Trump's proposal doesn't touch such deferrals, but stakeholders fear Congress will attempt to use 401(k) plans to offset tax cuts.

The Trump administration intends to leave retirement savings untouched as part of its new tax proposal, but some remain concerned employer-sponsored plans won’t survive the tax-reform process unscathed.

“We’re pleased with the framework that protects retirement accounts, but we remain concerned with congressional proposals floating out there that could still attack retirement accounts,” said Will Hansen, senior vice president of retirement policy at the ERISA Industry Committee, a nonprofit association for large plan sponsors.

The tax plan unveiled Wednesday outlined steep reductions in individual and corporate tax rates, and the elimination of the estate tax and alternative minimum tax.

Since defined-contribution plans represent one of the federal government’s largest tax expenditures, retirement industry stakeholders have feared savings incentives for plan participants may be amended to pay for proposed tax cuts.

But Gary Cohn, the director of the National Economic Council, said during a press conference Wednesday that tax provisions around retirement savings, as well as homeownership and charitable giving, “will be protected, but other tax benefits will be eliminated.”

Those being eliminated include many itemized deductions.

However, leaving retirement plans untouched may be easier said than done, observers said.

“If you’re going to make big tax cuts revenue-neutral, you’d have to make some very bold steps,” said Michael Hadley, partner at Davis & Harman, a lobbying firm for financial services organizations.

“There are lots of options available to use the retirement savings system as a piggy bank, unfortunately,” he said.

According to estimates from the Joint Committee on Taxation published in January, defined-contribution plans will cost the federal government nearly $584 billion in lost tax revenue over 2016-20.

The House Ways and Means Committee will rely on figures from the Joint Committee on Taxation to determine where it can generate revenue for tax cuts, Mr. Hansen said.
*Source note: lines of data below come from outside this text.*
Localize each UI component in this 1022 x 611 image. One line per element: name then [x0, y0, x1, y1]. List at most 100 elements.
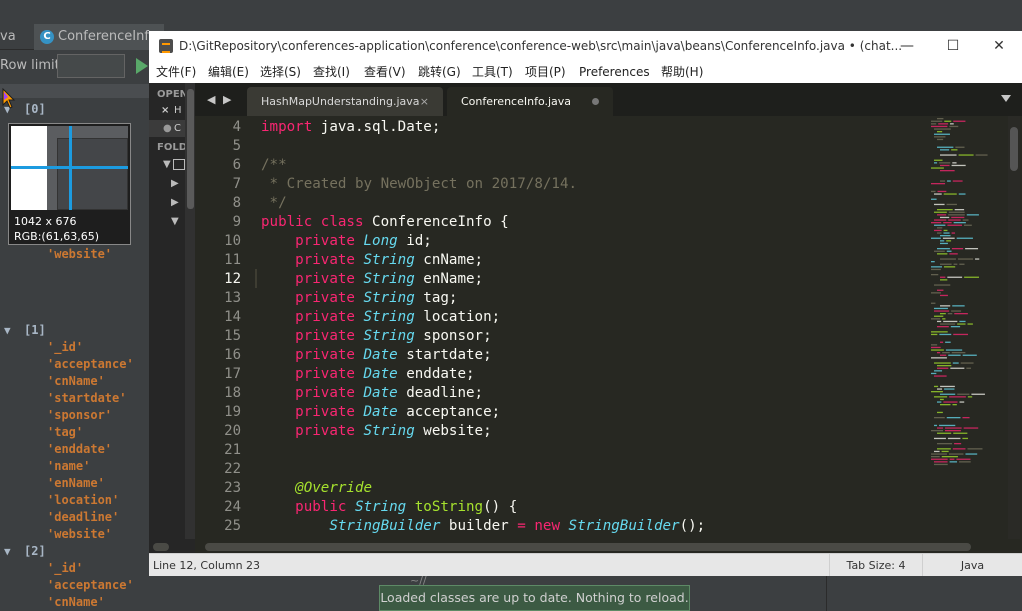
folder-collapsed-icon[interactable]: ▶: [171, 197, 179, 208]
maximize-button[interactable]: ☐: [930, 31, 976, 61]
line-number: 12: [224, 271, 241, 287]
background-tab-java[interactable]: va: [0, 24, 28, 50]
magnifier-size: 1042 x 676: [14, 215, 77, 228]
line-number: 25: [224, 518, 241, 534]
tree-key-label: 'cnName': [47, 595, 105, 609]
menu-selection[interactable]: 选择(S): [260, 61, 301, 83]
code-line: */: [261, 195, 287, 211]
line-number: 23: [224, 480, 241, 496]
editor-vertical-scrollbar[interactable]: [1008, 116, 1020, 539]
code-line: private String sponsor;: [295, 328, 492, 344]
syntax-selector[interactable]: Java: [922, 554, 1022, 577]
folder-expanded-icon[interactable]: ▼: [171, 216, 179, 227]
minimize-button[interactable]: —: [884, 31, 930, 61]
line-number: 11: [224, 252, 241, 268]
line-number: 4: [232, 119, 241, 135]
line-number: 17: [224, 366, 241, 382]
menu-tools[interactable]: 工具(T): [472, 61, 513, 83]
row-limit-input[interactable]: [57, 54, 125, 78]
side-bar: OPEN × H ● C FOLD ▼ ▶ ▶ ▼: [149, 83, 186, 539]
code-line: public class ConferenceInfo {: [261, 214, 509, 230]
background-tab-label: ConferenceInfo: [58, 29, 157, 44]
open-file-item-active[interactable]: C: [174, 123, 181, 134]
menu-file[interactable]: 文件(F): [156, 61, 196, 83]
unsaved-dot-icon[interactable]: [592, 98, 599, 105]
cursor-icon: [2, 88, 16, 109]
line-number: 21: [224, 442, 241, 458]
folder-expanded-icon[interactable]: ▼: [163, 159, 171, 170]
line-number: 18: [224, 385, 241, 401]
menu-project[interactable]: 项目(P): [525, 61, 566, 83]
tab-conferenceinfo[interactable]: ConferenceInfo.java: [447, 87, 613, 116]
close-tab-icon[interactable]: ×: [420, 87, 429, 116]
line-number: 16: [224, 347, 241, 363]
tree-key-label: 'enName': [47, 476, 105, 490]
close-button[interactable]: ✕: [976, 31, 1022, 61]
tree-key-label: 'website': [47, 247, 113, 261]
magnifier-rgb: RGB:(61,63,65): [14, 230, 99, 243]
code-line: StringBuilder builder = new StringBuilde…: [329, 518, 706, 534]
line-number: 15: [224, 328, 241, 344]
line-number: 10: [224, 233, 241, 249]
code-area[interactable]: import java.sql.Date; /** * Created by Ne…: [261, 116, 921, 539]
menu-help[interactable]: 帮助(H): [661, 61, 703, 83]
line-number: 6: [232, 157, 241, 173]
run-query-icon[interactable]: [136, 58, 148, 74]
file-dot-icon: ●: [163, 123, 172, 134]
class-icon: C: [40, 29, 54, 44]
tree-key-label: '_id': [47, 561, 84, 575]
background-editor-tabbar: va C ConferenceInfo: [0, 24, 164, 50]
line-number: 14: [224, 309, 241, 325]
background-tab-conferenceinfo[interactable]: C ConferenceInfo: [34, 24, 164, 50]
tab-size-selector[interactable]: Tab Size: 4: [829, 554, 922, 577]
open-files-header: OPEN: [157, 89, 186, 100]
line-number: 22: [224, 461, 241, 477]
code-line: private String website;: [295, 423, 492, 439]
tree-key-label: 'cnName': [47, 374, 105, 388]
tree-key-label: '_id': [47, 340, 84, 354]
code-line: private Date startdate;: [295, 347, 492, 363]
folders-header: FOLD: [157, 142, 186, 153]
sublime-app-icon: [159, 39, 173, 53]
menu-goto[interactable]: 跳转(G): [418, 61, 461, 83]
code-line: private Date enddate;: [295, 366, 475, 382]
tree-key-label: 'location': [47, 493, 120, 507]
tree-key-label: 'enddate': [47, 442, 113, 456]
sublime-text-window: D:\GitRepository\conferences-application…: [149, 31, 1022, 577]
tab-label: ConferenceInfo.java: [461, 95, 572, 108]
open-file-item[interactable]: H: [174, 105, 182, 116]
code-line: private Date acceptance;: [295, 404, 501, 420]
sidebar-scroll-thumb[interactable]: [187, 89, 194, 209]
folder-collapsed-icon[interactable]: ▶: [171, 178, 179, 189]
close-file-icon[interactable]: ×: [161, 105, 169, 116]
expand-arrow-icon[interactable]: ▼: [4, 322, 11, 339]
tree-key-label: 'name': [47, 459, 91, 473]
menu-preferences[interactable]: Preferences: [579, 61, 650, 83]
tab-hashmapunderstanding[interactable]: HashMapUnderstanding.java ×: [247, 87, 443, 116]
cursor-position: Line 12, Column 23: [153, 559, 261, 572]
line-number: 20: [224, 423, 241, 439]
result-header: [0, 84, 150, 98]
menu-find[interactable]: 查找(I): [313, 61, 350, 83]
background-ide-toolbar: [0, 0, 1022, 24]
minimap[interactable]: [929, 116, 1005, 539]
code-line: import java.sql.Date;: [261, 119, 441, 135]
tab-list-dropdown-icon[interactable]: [1001, 95, 1011, 102]
row-limit-label: Row limit:: [0, 58, 65, 73]
editor-horizontal-scroll-thumb[interactable]: [205, 543, 971, 551]
menu-view[interactable]: 查看(V): [364, 61, 406, 83]
editor-tab-strip: ◀ ▶ HashMapUnderstanding.java × Conferen…: [195, 83, 1022, 116]
window-titlebar[interactable]: D:\GitRepository\conferences-application…: [149, 31, 1022, 61]
editor-vertical-scroll-thumb[interactable]: [1010, 127, 1018, 171]
code-line: * Created by NewObject on 2017/8/14.: [261, 176, 578, 192]
tree-key-label: 'sponsor': [47, 408, 113, 422]
tab-scroll-left-icon[interactable]: ◀: [207, 93, 215, 106]
tree-key-label: 'deadline': [47, 510, 120, 524]
menu-edit[interactable]: 编辑(E): [208, 61, 249, 83]
line-number: 8: [232, 195, 241, 211]
background-tab-label: va: [0, 29, 16, 44]
expand-arrow-icon[interactable]: ▼: [4, 543, 11, 560]
window-title: D:\GitRepository\conferences-application…: [179, 39, 903, 53]
sidebar-horizontal-scroll-thumb[interactable]: [153, 543, 169, 551]
tab-scroll-right-icon[interactable]: ▶: [223, 93, 231, 106]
Of course, this supposed “lost” revenue only appears lost due to a budgeting gimmick, observers said. The government eventually recoups tax revenue from these pre-tax deferrals decades in the future when individuals retire, but the revenue falls outside the 10-year budget window Congress uses for tax scoring.

Mandating some level of Roth contributions in place of pre-tax contributions by participants is one of the primary ways Congress is considering altering the current tax structure of DC plans, observers said. That would put more of the tax revenue within that 10-year tax window.

“That, in and of itself, would raise hundreds of billions of dollars,” Mr. Hansen said. He’s heard discussions on Capitol Hill ranging from mandating 100% Roth contributions, 50% pretax and 50% Roth, and the first $2,500 or so of contributions being pre-tax with the remainder as Roth.

However, Congress also could try freezing annual contribution limits for 10 years, rather than providing a cost-of-living adjustment, which would effectively cut the contribution limit over time. Annual 401(k) contribution limits are currently $18,000, with a catch-up contribution of $6,000 for participants ages 50 and over.

“Given the fluidity of these conversations, we’re not taking anything for granted,” said Brian Graff, executive director of the National Association of Plan Advisors and CEO of the American Retirement Association. “This show is far from over.”

A tax plan released a few years ago by then-Ways and Means Committee chair David Camp, a Michigan Republican, would have frozen limits for a decade and called for mandatory Roth contributions above a certain contribution threshold.

While the Camp draft isn’t necessarily the operative one for Republicans at this point, and received a lot of criticism at the time it was proposed, “there are a lot of ideas in the Camp draft that can be pulled off the shelf” to help pay for tax cuts, Mr. Hadley said.